Ceny ropy naftowej w Londynie spadły do 98,06 dolarów za baryłkę. Podobnie w Stanach Zjednoczonych ceny spadły o prawie półtora procent do 82 dolarów. Brent Crude, jeden z najpopularniejszych typów ropy, utrzymuje cenę 99,47 dolarów za baryłkę, co stanowi wartość o 25% niższą od marcowego szczytu. Czy spadek cen ropy jest powodem do radości?

Niestety obniżka cen paliw w dużej mierze wynika z niekorzystnych prognoz dotyczących spowolnienia gospodarczego w Chinach oraz z niestabilnej sytuacji w strefie euro. Trudności te przekładają się na spadek globalnego popytu – między innymi na niższe zapotrzebowanie na paliwo przez chińskie przedsiębiorstwa. Z kolei obniżka cen paliw i innych surowców zmniejsza wydatki przedsiębiorstw i gospodarstw domowych.

Największy eksporter ropy naftowej – Arabia Saudyjska – już od czerwca ograniczyła wysyłkę czarnego surowca. Do tej pory w Arabii Saudyjskiej, która jest czołowym członkiem OPEC (ang. Organization of the Petroleum Exporting Countries), wydobywano 9,5 miliona baryłek ropy dziennie chcąc zapewnić ciągłość dostaw ropy mimo napięć politycznych na Bliskim Wschodzie. Obniżka cen paliwa jest zgodna ze strategią kraju – na przykład kiedy w kwietniu 2011 roku ceny ropy szybowały w górę i baryłka lekkiej słodkiej ropy West Texas Intermediate była warta 114 dolarów, Arabia Saudyjska optowała za obniżką ceny do 100 dolarów.

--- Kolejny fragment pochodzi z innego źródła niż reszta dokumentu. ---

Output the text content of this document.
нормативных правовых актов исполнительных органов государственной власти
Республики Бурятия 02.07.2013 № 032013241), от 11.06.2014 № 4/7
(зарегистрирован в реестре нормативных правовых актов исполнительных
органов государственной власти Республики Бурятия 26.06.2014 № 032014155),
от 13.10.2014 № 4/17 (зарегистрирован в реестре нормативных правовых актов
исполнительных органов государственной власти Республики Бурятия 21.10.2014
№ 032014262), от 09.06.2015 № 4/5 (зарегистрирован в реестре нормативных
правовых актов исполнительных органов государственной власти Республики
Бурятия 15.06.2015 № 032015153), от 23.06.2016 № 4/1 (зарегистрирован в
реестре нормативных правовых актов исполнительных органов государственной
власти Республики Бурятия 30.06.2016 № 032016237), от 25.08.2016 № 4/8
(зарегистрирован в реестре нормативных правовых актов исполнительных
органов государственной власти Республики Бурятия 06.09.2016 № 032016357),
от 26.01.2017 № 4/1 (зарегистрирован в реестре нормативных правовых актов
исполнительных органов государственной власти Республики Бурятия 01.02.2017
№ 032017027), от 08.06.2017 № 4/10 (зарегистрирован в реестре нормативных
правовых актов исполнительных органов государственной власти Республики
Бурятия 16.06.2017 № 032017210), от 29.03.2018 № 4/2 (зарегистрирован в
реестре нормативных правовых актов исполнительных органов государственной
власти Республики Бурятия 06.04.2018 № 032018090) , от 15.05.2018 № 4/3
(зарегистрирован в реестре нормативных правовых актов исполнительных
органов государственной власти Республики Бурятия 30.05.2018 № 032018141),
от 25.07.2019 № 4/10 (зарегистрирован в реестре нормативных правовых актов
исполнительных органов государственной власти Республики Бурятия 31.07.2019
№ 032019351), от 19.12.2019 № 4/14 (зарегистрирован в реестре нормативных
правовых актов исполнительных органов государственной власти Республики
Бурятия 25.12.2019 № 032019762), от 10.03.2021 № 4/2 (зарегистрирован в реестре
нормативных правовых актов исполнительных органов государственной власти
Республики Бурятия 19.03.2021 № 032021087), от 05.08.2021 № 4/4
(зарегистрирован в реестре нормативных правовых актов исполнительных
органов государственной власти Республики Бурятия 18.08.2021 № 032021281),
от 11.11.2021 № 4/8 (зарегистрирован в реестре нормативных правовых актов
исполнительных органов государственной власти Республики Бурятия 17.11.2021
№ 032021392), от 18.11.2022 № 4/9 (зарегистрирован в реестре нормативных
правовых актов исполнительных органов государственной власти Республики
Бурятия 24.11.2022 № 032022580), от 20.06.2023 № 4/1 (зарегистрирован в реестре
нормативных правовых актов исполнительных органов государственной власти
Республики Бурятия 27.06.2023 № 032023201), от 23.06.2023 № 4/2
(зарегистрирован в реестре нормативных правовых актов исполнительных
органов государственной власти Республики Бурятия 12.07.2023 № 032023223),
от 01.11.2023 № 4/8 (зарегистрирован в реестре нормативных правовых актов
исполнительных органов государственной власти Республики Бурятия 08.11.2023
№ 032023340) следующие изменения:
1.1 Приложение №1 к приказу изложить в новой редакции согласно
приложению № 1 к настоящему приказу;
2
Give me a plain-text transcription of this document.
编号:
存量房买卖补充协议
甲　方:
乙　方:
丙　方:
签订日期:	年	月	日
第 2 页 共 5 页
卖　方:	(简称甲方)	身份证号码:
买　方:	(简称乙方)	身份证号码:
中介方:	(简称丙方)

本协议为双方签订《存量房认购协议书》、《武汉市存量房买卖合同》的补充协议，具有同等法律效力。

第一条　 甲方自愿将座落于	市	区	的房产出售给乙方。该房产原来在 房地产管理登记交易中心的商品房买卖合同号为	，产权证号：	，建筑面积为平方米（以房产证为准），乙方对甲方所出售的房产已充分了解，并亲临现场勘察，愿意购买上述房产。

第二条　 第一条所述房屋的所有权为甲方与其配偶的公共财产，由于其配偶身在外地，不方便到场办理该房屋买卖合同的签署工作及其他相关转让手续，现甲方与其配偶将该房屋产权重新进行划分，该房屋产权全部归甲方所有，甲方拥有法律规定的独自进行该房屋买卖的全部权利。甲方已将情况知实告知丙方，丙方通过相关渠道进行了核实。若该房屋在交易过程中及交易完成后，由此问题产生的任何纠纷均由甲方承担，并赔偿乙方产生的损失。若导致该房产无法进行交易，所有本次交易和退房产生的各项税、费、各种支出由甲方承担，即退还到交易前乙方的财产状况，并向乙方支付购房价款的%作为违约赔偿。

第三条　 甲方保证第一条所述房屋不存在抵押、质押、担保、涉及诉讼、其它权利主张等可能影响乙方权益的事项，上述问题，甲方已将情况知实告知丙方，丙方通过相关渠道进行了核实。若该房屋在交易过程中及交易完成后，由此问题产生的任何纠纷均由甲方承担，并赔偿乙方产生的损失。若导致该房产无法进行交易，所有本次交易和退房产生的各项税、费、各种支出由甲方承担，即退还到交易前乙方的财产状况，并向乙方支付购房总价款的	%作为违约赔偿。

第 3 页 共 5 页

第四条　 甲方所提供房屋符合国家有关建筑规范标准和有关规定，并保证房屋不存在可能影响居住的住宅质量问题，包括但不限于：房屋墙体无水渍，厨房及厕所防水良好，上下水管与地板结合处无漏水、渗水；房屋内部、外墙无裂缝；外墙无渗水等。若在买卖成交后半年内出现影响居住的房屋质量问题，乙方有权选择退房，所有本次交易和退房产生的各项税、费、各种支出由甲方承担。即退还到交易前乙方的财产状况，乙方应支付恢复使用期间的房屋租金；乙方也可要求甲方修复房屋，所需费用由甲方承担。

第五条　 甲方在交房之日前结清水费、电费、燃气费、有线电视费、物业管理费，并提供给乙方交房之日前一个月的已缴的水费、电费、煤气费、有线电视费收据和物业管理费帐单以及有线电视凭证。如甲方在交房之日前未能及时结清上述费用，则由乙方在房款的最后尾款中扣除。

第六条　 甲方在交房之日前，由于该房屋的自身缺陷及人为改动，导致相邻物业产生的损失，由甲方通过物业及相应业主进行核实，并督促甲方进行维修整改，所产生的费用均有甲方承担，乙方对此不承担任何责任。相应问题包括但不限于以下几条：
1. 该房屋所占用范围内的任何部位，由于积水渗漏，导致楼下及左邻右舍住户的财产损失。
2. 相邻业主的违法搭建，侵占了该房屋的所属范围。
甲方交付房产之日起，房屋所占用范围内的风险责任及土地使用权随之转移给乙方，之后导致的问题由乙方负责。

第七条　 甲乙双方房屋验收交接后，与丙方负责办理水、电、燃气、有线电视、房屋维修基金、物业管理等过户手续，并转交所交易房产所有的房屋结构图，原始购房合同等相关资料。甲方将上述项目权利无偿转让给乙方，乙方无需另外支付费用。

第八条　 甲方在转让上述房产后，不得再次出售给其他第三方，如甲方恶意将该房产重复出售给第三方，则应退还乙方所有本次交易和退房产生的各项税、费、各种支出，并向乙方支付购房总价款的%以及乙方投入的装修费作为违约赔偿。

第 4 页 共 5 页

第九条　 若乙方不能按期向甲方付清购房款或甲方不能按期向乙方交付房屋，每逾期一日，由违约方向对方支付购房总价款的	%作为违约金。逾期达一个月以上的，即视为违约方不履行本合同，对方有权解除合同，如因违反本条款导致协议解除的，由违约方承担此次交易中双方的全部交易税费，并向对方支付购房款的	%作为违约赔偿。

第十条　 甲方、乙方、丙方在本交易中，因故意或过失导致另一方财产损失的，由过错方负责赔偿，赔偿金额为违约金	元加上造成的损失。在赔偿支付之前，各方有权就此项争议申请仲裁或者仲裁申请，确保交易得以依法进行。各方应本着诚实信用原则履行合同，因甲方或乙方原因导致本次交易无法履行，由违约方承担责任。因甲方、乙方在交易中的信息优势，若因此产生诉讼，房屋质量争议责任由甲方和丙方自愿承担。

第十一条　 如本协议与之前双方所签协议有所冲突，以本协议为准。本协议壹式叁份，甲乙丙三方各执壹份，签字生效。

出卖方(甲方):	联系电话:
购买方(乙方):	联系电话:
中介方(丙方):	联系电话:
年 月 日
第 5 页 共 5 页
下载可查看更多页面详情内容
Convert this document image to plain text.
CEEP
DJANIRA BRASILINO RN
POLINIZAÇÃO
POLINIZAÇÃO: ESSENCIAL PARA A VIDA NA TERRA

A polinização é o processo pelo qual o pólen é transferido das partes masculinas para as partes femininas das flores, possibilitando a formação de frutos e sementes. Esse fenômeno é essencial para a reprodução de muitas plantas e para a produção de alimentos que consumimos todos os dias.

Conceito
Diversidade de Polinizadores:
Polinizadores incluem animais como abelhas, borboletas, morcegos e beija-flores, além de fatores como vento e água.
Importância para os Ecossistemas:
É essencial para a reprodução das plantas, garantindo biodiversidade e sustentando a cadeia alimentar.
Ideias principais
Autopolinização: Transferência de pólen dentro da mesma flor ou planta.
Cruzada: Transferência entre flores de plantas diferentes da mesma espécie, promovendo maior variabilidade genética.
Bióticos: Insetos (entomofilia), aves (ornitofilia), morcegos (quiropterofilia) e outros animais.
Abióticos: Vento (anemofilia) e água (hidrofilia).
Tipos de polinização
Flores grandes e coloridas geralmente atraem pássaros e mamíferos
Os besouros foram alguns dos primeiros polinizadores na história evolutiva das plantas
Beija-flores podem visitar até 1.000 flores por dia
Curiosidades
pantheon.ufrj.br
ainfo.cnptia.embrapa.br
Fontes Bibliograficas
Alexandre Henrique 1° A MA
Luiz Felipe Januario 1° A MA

W sytuacji, w której spadki cen przekraczają 20% na rynku wyraźnie dominuje tendencja zniżkowa. Spadają nie tylko ceny ropy, ale również innych surowców – srebra o 23% za uncję, platyny o 17%, a złota o 14%. Szkoda tylko, że spadki te są przede wszystkim rezultatem spowolnienia gospodarczego.